How to ask someone to advise you Schedule an initial conversation. Clearly describe the guidance you are looking for (The Ask). Confirm that you are willing to do the necessary work and follow-up. Acknowledge and respect the person's time.
Ask your potential mentor if they can make time to chat with you for 15 to 30 minutes. You don't want to be rushed and for the other person to have enough time to ask you questions about your goals, etc. Mention what you like about the person's work, especially if you've never met. Let's say your boss introduced you to a potential mentor and neither of you knows the other.
Research the possible work of the mentor. Then start with what you like about their work. That will show that you have a thoughtful approach. You can even have different mentors to support you in professional, personal, and spiritual capacities.
But as you reflect on the situation, realize that your mentor may be going through things that you don't know about, Copeland says. If you mention your specific, achievable goals early on in the relationship, your mentor can help you stay on track at each meeting. Ensher advises asking your potential mentor for a no-obligation informational interview before your biggest question. However, asking someone to advise you can be a little uncomfortable; after all, it's a big favor to ask them for this favor.
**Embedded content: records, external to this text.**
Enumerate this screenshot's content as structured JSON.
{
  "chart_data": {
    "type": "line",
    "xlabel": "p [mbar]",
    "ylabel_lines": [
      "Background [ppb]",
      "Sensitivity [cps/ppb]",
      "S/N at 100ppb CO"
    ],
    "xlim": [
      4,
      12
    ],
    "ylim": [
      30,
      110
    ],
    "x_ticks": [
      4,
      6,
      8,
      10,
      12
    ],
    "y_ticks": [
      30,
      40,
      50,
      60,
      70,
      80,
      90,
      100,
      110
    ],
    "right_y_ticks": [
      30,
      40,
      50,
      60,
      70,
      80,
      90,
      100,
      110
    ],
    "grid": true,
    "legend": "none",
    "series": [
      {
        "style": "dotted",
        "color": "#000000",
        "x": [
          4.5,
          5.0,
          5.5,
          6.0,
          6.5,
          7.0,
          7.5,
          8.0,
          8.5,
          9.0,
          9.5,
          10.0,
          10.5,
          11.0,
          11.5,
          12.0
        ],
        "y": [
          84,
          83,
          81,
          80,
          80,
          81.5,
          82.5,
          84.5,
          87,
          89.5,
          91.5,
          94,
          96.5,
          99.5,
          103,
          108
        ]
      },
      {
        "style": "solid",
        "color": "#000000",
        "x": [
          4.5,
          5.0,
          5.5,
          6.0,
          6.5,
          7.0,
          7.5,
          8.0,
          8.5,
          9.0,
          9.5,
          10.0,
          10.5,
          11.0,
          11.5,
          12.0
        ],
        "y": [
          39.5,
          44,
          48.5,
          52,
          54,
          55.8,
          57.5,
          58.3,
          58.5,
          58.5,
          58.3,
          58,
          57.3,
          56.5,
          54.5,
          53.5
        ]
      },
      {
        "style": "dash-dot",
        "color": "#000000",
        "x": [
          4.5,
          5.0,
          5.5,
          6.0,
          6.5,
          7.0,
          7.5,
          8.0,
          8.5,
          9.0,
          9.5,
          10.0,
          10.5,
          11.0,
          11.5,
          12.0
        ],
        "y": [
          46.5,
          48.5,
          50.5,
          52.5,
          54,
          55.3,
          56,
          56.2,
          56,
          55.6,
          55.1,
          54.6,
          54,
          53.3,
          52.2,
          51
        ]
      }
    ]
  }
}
When it comes to your career, mentors can be one of the fastest ways to get from where you are to where you want to be. It's harder for a mentor to give you neutral, constructive feedback if your work has a direct impact on them. So how exactly do you tactfully ask someone to be your mentor? We contacted five racing experts to find out that this was their advice. When reviewing their advice, it became clear that these two experts developed an almost gradual process to determine who you want your mentor to be and how to ask them correctly.
Since women and people of color suffer discrimination at higher rates than white men in certain fields, such as STEM, it can be especially useful for women and people of color to know how to intentionally seek out mentors. This will help a busy mentor stay on track and know what to focus on with you throughout your relationship. This will allow your potential mentor to have the confidence that you'll get the most out of the investment they're making in the success of your career. And that starts with you first thinking about exactly what goals you have for the relationship, how to structure your work together and what specifically you're going to ask your mentor to do.
Even if you already have an idea of who you want to contact, taking the time to research more potential mentors is never a waste of time.